Eddie Parker, LCV product manager, said: “This issue is something that has been especially apparent in recent conversations around Clean Air Zones. Within these dialogues, electric vans have tended to be talked about in the same breath as electric cars, without any awareness of the payload limitations that are currently inherent in the use of electric light commercial vehicles.

“As the industry now realises, these ELCVs lose range very quickly when laden and that makes the applications for which they are suitable quite specific. They are not at the same level of operational practicality as the electric cars with which legislators are probably much more familiar.”

These ELCVs lose range very quickly when laden and that makes the applications for which they are suitable quite specific

Eddie said that these limitations surrounding the inverse relationship between payload and range had been the key reason why electric vans had not seen a similar level of market penetration to electric cars so far.

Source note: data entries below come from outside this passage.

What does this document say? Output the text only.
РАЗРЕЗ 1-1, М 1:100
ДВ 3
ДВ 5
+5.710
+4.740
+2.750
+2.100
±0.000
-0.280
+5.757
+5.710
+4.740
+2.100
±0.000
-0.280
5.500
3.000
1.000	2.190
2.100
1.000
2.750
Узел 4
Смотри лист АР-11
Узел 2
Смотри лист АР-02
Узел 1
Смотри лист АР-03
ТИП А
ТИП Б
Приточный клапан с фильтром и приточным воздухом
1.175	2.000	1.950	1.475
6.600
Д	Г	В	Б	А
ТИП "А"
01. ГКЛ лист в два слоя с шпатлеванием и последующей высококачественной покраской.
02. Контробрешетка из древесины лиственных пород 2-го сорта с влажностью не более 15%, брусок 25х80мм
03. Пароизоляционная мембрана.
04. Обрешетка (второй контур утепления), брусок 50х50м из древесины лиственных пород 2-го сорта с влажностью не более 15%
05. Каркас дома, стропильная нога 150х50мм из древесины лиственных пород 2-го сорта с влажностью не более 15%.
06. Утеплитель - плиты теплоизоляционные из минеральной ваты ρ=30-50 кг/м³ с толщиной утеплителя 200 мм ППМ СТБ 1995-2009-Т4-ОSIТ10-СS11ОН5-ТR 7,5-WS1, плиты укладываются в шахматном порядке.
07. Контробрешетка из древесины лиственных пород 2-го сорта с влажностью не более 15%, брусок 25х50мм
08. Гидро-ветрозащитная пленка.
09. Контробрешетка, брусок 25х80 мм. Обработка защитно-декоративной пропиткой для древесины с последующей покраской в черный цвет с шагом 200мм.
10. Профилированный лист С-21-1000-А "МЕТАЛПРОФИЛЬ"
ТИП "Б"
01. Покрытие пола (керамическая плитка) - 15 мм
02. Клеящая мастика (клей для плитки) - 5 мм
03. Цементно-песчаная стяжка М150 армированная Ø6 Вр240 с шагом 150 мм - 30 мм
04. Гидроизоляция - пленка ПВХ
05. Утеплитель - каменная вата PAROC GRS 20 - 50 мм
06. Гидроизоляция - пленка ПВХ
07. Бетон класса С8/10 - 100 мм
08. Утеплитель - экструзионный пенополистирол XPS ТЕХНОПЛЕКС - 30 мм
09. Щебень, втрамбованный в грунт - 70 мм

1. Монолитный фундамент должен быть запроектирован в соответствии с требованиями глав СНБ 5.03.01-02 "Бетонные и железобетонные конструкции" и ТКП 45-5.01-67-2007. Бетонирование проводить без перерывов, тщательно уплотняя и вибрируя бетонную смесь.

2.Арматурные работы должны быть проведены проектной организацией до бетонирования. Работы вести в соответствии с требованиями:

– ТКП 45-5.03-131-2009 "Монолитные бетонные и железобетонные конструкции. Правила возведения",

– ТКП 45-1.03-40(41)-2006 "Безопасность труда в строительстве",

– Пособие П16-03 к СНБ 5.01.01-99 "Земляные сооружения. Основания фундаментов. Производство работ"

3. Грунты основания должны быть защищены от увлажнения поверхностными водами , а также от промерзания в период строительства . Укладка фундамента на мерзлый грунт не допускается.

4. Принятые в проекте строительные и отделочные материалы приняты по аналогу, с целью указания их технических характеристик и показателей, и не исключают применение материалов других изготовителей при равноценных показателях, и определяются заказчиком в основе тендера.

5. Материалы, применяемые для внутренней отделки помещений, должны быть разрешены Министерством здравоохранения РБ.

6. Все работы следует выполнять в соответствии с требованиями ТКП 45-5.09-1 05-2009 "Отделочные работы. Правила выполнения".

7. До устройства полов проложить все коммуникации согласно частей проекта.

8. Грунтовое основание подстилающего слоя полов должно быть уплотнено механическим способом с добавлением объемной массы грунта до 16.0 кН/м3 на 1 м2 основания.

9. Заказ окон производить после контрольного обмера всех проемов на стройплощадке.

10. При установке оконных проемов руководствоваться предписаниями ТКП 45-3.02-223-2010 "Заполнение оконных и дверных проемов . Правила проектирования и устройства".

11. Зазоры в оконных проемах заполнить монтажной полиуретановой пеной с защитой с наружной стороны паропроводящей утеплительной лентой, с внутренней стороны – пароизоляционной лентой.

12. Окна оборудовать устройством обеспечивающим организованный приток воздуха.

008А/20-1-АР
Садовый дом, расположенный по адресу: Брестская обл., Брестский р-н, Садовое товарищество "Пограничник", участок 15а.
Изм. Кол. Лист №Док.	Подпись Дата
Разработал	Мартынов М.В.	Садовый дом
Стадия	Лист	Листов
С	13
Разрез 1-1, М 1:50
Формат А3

“If you know that you are driving a distance each day that is within the range of an electric car and have access to a charger, it is relatively easy to swap out of your current petrol or diesel. The situation is not the same for electric vans. As they are laden, the range drops very, very quickly so the applications for which they are suitable are, so far, relatively limited.

“Our view is that the fleet sector at both a national and local level needs to ensure that legislators have a good understanding of these issues. We have seen from the Clean Air Zone debates that cars and vans tend to be seen as one type of vehicle when, from an operational point of view, they are not.”

Eddie said that this process of education was necessary because of the likelihood that there would be an ongoing drive towards ever cleaner air in cities over the coming years.

“In five years, if we are planning the next round of Clean Air Zones, it will be very difficult for fleets if legislators want to create zero emissions zones and expect electric van use to become widespread as a result.

“Unless there is a step change in the available technology, such a move will create massive issues for fleets operating in those areas. We need to ensure that the people making these decisions are properly informed.”